OTTAWA: The Canadian economy added fewer jobs than expected in October and the jobless rate rose to a 21-month high of 5.7 percent, data showed on Friday, further evidence the economy has stalled and that the central bank may not need to raise rates again.
Canada added a net 17,500 jobs in October, Statistics Canada data showed. Analysts polled by Reuters had forecast a net gain of 22,500 jobs and for the unemployment rate to tick up to 5.6 percent from 5.5 percent in September.
The average hourly wage for permanent employees - a figure closely watched by the central bank - rose 5.0 percent from a year earlier, down from the 5.3 percent in September.
"In line with the more pronounced cooling in hiring, the annual pace of wage growth for permanent employees slowed three ticks to 5.0 percent," said Royce Mendes, head of macro strategy at Desjardins.
"While that's still inconsistent with the Bank of Canada’s 2 percent inflation target, monetary policymakers will take the deceleration as a sign that their medicine is working," he said.
The Bank of Canada (BoC) held rates at a 22-year-high of 5.0 percent last month after having raised them 10 times between March of last year and July to try to bring inflation back to its 2 percent target. Annual inflation was 3.8 percent in September.
The softer-than-anticipated jobs report follows data out earlier this week indicating that the economy likely slipped into a shallow recession in the third quarter.

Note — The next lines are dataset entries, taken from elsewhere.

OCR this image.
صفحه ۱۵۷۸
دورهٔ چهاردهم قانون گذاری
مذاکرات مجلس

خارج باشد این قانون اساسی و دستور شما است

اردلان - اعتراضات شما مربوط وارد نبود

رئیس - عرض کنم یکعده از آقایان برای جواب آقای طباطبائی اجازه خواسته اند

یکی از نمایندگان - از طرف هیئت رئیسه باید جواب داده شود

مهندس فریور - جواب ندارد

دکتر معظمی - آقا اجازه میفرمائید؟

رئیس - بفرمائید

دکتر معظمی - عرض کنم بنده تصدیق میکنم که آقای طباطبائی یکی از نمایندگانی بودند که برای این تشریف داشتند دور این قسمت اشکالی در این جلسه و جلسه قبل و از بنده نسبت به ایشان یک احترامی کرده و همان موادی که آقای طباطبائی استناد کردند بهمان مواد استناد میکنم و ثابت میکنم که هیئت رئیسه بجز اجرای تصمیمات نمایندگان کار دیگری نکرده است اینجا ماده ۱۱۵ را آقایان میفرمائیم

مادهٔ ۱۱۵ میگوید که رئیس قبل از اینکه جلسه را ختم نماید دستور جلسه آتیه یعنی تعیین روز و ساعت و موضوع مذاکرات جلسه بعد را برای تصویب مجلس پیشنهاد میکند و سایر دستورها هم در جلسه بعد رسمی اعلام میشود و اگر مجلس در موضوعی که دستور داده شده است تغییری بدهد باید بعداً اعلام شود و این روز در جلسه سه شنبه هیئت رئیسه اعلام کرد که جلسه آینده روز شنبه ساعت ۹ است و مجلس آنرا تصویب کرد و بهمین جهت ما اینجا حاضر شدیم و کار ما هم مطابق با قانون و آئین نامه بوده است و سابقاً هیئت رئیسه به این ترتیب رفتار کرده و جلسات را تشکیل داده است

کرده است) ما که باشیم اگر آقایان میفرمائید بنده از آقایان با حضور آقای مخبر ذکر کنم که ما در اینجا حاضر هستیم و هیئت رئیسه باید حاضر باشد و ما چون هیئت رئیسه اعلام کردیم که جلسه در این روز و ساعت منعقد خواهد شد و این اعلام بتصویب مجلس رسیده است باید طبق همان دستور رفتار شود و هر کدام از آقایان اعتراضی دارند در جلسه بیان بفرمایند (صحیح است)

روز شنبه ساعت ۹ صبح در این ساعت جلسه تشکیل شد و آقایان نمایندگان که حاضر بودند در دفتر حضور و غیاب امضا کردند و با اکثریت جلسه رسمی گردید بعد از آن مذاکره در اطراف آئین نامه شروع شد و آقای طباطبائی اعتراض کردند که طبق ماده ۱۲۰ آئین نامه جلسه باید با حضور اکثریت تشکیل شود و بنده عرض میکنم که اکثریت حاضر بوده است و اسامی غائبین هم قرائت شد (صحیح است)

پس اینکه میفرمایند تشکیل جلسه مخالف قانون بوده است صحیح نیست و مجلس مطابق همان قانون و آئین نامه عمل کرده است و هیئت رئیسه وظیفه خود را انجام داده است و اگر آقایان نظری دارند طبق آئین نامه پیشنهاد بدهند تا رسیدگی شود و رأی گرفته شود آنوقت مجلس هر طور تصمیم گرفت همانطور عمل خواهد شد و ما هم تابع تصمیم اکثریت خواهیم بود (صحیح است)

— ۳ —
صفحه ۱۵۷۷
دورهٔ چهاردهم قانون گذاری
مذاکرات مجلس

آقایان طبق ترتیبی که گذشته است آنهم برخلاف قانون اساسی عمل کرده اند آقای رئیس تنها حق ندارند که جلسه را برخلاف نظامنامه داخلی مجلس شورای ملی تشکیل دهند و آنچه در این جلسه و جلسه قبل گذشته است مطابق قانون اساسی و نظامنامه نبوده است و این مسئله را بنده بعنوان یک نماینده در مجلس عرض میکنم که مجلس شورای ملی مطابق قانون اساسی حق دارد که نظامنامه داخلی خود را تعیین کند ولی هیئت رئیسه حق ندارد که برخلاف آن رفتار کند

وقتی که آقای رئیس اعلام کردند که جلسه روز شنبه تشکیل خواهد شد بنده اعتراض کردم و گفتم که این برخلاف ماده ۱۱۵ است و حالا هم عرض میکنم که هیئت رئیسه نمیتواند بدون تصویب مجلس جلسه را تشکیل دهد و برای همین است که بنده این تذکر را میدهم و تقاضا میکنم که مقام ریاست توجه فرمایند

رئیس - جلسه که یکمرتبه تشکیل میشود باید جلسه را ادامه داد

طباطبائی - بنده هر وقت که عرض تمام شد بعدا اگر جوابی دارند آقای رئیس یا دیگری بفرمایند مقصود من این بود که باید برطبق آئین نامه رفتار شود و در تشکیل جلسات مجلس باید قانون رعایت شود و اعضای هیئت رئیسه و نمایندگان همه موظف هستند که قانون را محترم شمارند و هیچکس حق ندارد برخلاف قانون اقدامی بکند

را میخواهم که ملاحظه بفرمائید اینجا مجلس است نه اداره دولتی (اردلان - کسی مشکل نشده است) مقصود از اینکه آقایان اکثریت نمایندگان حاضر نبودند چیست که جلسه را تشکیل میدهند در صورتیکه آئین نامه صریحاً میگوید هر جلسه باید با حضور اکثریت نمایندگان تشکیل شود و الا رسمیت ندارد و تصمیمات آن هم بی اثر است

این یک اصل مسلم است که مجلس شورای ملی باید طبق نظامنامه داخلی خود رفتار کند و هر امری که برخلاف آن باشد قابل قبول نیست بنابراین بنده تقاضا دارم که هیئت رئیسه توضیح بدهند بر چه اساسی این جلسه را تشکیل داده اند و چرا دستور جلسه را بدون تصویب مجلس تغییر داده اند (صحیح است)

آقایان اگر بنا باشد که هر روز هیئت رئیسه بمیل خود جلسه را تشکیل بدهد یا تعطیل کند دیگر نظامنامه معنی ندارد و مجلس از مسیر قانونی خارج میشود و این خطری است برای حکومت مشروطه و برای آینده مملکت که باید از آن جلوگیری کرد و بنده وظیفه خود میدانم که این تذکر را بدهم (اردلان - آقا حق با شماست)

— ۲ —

Separately on Friday, data from S&P Global showed contraction in Canada's service sector deepened in October as inflation and higher borrowing costs weighed on new business activity.
The data "showed that the nation's vast services economy, the key contributor to overall economic output in Canada, remained mired in contraction territory during October," Paul Smith, economics director at S&P Global Market Intelligence, said in a statement.
Money markets see only the slimmest of chances for a rate hike in December, and are pricing in a 25-basis-point cut for June. The Canadian dollar was trading 0.4 percent higher at 1.3690 to the greenback, or 73.05 U.S. cents.
"The underlying picture for Canada's labor market is softening," said Doug Porter, chief economist at BMO Capital Markets. "This will keep the Bank of Canada pinned more fully to the sidelines, although we still believe that rate relief remains a distant prospect."
The BoC said last month that strong wage growth was among factors keeping underlying inflationary pressures higher than expected. The BoC has projected that inflation will return to its 2% target by end-2025, but cited labor market tightness among upside risks to achieving that goal.
The unemployment rate has risen four times in the past six months, and is now at the highest level since 6.5% in January 2022. With October's job gains, the economy is averaging 28,000 monthly employment growth this year, down from 30,000 a month earlier. Gains last month were in part-time jobs, which offset a small decline in full-time positions.
Employment in the goods sector increased by a net 7,500 positions, led by construction jobs. The services sector gained 10,000 jobs, led by information, culture and recreation as well as healthcare and social assistance.